Tirato in ballo dalla maggior parte delle opere del concorso ufficiale che l'hanno fatto diventare una specie di
brand in grado di legittimare il gradiente di verità dei loro contenuti, il documentario, nella sua forma più classica, arriva al festival con un'opera piena di suggestioni letterarie e che riprende nel titolo il mostro marino presente nell'Antico Testamento. Partendo infatti da quelle stesse acque che videro l'impresa della baleniera
Pequod raccontata da Herman Melville e stabilendo un'audace quanto riuscito parallelismo tra l'apparato primordiale e mitologico connesso alla figura del Leviatano e la quotidianità meccanica e cruenta di un equipaggio di pescatori, il film riesce a creare un cortocircuito sensoriale capace di trasformare una realtà prosaica e poco frequentata in una sorta di mondo parallelo dove le cose più semplici e scontate diventano le componenti di una liturgia inquietate e allo stesso tempo sublime.
Sopraffatti da un
ensemble di suoni e rumori che potrebbe appartenere a un concerto di una band heavy metal, e con il buio della notte e del mare a saturare lo schermo appena colorato da fiammelle di un pulviscolo colorato di luci psichedeliche, veniamo calati in un specie di fucina dei titani in cui tra argani e manovelle assistiamo alle conseguenze di un duello già combattuto in cui il cacciatore e la sua preda si dividono la sorte di un destino segnato in partenza.
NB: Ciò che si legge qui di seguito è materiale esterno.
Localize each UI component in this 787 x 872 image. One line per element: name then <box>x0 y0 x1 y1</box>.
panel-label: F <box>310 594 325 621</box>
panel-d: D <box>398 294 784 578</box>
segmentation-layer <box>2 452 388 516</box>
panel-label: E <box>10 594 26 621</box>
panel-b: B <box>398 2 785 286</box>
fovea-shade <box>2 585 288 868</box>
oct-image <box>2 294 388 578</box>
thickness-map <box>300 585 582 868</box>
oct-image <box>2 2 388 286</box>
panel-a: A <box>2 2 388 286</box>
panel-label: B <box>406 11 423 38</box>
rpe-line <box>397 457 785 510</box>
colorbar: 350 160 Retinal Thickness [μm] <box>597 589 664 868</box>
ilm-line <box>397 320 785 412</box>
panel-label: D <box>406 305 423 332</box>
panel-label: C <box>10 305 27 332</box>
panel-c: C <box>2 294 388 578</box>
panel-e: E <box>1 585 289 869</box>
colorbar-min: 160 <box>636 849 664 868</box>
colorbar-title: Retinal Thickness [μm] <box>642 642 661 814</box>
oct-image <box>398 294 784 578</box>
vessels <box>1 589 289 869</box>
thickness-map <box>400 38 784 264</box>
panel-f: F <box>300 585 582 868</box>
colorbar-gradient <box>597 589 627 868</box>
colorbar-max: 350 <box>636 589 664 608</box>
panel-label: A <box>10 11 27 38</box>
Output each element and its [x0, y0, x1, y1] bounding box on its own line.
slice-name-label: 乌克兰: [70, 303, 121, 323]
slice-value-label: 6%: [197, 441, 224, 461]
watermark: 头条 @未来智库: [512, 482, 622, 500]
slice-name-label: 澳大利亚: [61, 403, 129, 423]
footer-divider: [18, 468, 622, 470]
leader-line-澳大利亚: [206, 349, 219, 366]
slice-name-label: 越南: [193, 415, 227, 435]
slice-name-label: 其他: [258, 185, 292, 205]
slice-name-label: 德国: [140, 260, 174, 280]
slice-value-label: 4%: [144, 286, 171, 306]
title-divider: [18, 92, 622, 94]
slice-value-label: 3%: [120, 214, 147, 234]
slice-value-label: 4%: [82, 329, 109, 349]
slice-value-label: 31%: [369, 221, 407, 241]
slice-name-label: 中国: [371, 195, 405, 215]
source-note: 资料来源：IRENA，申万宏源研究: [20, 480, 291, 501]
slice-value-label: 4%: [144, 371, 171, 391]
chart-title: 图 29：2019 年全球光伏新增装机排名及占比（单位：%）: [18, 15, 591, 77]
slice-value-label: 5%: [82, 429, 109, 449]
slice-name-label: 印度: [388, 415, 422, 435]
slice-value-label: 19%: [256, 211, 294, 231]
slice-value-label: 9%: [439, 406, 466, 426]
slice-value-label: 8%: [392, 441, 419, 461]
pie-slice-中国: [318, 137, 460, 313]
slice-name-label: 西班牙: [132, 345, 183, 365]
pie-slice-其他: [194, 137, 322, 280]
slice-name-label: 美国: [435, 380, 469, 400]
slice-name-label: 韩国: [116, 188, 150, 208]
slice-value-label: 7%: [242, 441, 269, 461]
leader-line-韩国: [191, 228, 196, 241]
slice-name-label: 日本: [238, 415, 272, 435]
Da una parte i pesci, di ogni tipo e grandezza, battuti, torturati e infine uccisi all'interno di una camera della morte che non permette via di uscita se non agli scarti, rigettati in mare dopo la selezione delle parti più pregiate; dall'altra, l'essere umano nella sua essenza, ridotto a macchina per uccidere, infaticabile, mai stanco, dedito al suo lavoro come un religioso di fronte al crocefisso. Ci sono mani che frugano, braccia che tendono i muscoli, e poi sguardi marini che esalano l'ultimo respiro con occhi fuori dalle orbite e bocche spalancate. Ad allentare la presa giunge il volo sublime dei gabbiani e la tregua che sempre ritorna quando il buio della notte lascia il posto ai raggi di luce del primo mattino.
Girato in maniera eroica con microscopiche telecamere allacciate al corpo dei pescatori e piazzati ad arte nei vari punti della nave, "Leviathan" riesce ad andare oltre alla realtà che documenta grazie ad un occhio capace di mettere sullo stesso piano i diversi punti di vista che entrano in gioco all'interno del contesto dato. In questo modo il gabbiano che tenta disperatamente e senza successo di entrare dentro la vasca dove sono contenuti i resti inutilizzati, i pesci imprigionati nelle reti e poi liberati per essere vivisezionati, la struttura meccanica e ferrosa della nave, protagonista ed insieme testimone dei fatti, così come i pescatori che inizialmente non vengono mai ripresi a figura intera e poi, gradualmente, sono restituiti alle abituali fattezze, danno vita ad una dialettica di vita e di morte che attraverso le acque del mare riproduce magicamente le origini del mondo con il suo caos primordiale. Insomma, più che un documentario, l'opera di Castaing-Taylor e Paravel è cinema allo stato puro appena rovinato da una lunghezza eccessiva che, nell'ultima parte, perde un po' di ritmo e fa sentire allo spettatore la fatica di una visione comunque da consigliare.